Requirement	If you specify more than one host, the hosts must be enclosed in double quotation marks and separated by spaces.
Interaction	Use the -host argument in conjunction with the -add when new nodes are added to the cluster.
Tip	You can also assign a list of hosts to a UNIX variable, `SASEP_HOSTS`. export SASEP_HOSTS="server1 server2 server3"
See	-hdfsuser user-id
Example	-host "server1 server2 server3" -host bluesvr

-hdfsuser user-id

specifies the user ID that has Write access to the HDFS root directory.

Default	hdfs for Cloudera, Hortonworks, Pivotal HD, and IBM BigInsights
Default	mapr for MapR
Interaction	Use the -hdfsuser argument in conjunction with the -add or -remove argument to change or remove the HDFS user ID.
Note	The user ID is used to copy the SAS Data Management Accelerator for Spark configuration files to HDFS.

-log filename

writes the installation output to the specified filename.

Interaction

Use the -log argument in conjunction with the -add or -remove argument to write or remove the installation output file.

-remove <-keepconfig>

removes SAS Data Management Accelerator for Spark.

Tips	You can specify the hosts for which you want to remove SAS Data Management Accelerator for Spark by using the -hostfile or -host option. The -hostfile or -host options are mutually exclusive.
Tips	This argument removes the generated dmp-config.xml file. Use the -keepconfig argument to retain the existing configuration file.
See	-hostfile and -host option

-genconfig config-filename <-force>

generates a new SAS Data Management Accelerator for Spark configuration file in the specified location.

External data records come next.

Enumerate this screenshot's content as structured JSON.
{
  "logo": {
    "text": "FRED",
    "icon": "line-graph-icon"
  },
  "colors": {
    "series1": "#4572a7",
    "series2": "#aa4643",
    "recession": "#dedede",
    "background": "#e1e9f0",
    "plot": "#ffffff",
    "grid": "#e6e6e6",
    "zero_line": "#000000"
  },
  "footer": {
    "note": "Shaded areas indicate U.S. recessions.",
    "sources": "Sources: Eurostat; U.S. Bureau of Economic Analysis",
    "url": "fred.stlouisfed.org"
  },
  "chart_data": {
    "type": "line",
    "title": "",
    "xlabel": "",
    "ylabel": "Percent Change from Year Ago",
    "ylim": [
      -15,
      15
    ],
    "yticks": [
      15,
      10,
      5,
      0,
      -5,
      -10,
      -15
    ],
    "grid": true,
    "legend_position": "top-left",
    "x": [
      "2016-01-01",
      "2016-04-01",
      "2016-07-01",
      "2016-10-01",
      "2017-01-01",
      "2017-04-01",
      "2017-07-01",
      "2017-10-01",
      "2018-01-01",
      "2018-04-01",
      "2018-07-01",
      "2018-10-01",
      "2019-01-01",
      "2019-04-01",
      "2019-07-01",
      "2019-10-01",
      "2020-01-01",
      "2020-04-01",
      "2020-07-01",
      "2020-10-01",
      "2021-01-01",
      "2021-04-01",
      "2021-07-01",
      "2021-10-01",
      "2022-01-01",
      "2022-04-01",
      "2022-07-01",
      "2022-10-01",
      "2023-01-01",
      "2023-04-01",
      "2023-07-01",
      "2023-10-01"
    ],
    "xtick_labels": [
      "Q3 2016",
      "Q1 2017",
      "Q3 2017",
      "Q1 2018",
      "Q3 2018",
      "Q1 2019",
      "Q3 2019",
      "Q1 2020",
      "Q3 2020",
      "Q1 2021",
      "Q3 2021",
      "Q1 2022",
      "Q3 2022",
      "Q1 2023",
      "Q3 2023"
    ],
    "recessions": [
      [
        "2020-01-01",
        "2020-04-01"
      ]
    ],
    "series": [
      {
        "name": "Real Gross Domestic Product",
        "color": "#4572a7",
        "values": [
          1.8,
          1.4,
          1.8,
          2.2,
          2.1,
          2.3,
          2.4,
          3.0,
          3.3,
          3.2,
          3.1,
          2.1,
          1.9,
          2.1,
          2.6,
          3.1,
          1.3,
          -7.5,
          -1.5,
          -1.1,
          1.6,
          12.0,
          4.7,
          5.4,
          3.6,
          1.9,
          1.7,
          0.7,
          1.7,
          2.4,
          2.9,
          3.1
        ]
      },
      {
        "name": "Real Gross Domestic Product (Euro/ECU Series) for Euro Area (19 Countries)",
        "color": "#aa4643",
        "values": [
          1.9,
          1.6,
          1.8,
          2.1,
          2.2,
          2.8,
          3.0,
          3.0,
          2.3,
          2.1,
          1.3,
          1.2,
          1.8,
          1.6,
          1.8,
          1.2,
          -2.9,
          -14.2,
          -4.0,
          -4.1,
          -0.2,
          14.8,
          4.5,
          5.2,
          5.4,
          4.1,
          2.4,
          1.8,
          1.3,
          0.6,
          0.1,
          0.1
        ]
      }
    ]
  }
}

Default	/sas/ep/config/dmp-config.xml
Interaction	Use the -dmpconfig argument in conjunction with the -add or -remove argument to specify the HDFS location of the configuration file. Use the -genconfig argument when you upgrade to a new version of your Hadoop distribution.
Tip	This argument generates an updated dmp-config.xml file. Use the -force argument to overwrite the existing configuration file.
See	-dmpconfig config-filename

-check

checks if SAS Data Management Accelerator for Spark is installed correctly on all data nodes.

-env

displays the Hadoop configuration environment.

-hadoopversion

displays the Hadoop version information for the cluster.

-hotfix

installs a hotfix on an existing SAS Data Management Accelerator for Spark installation.

-nodelist

displays all live DataNodes on the cluster.

-sparkversion

displays the Spark version information for the cluster.

-validate

validates the install by executing simple Spark and MapReduce jobs.

-version

displays the version of SAS Data Management Accelerator for Spark that is installed.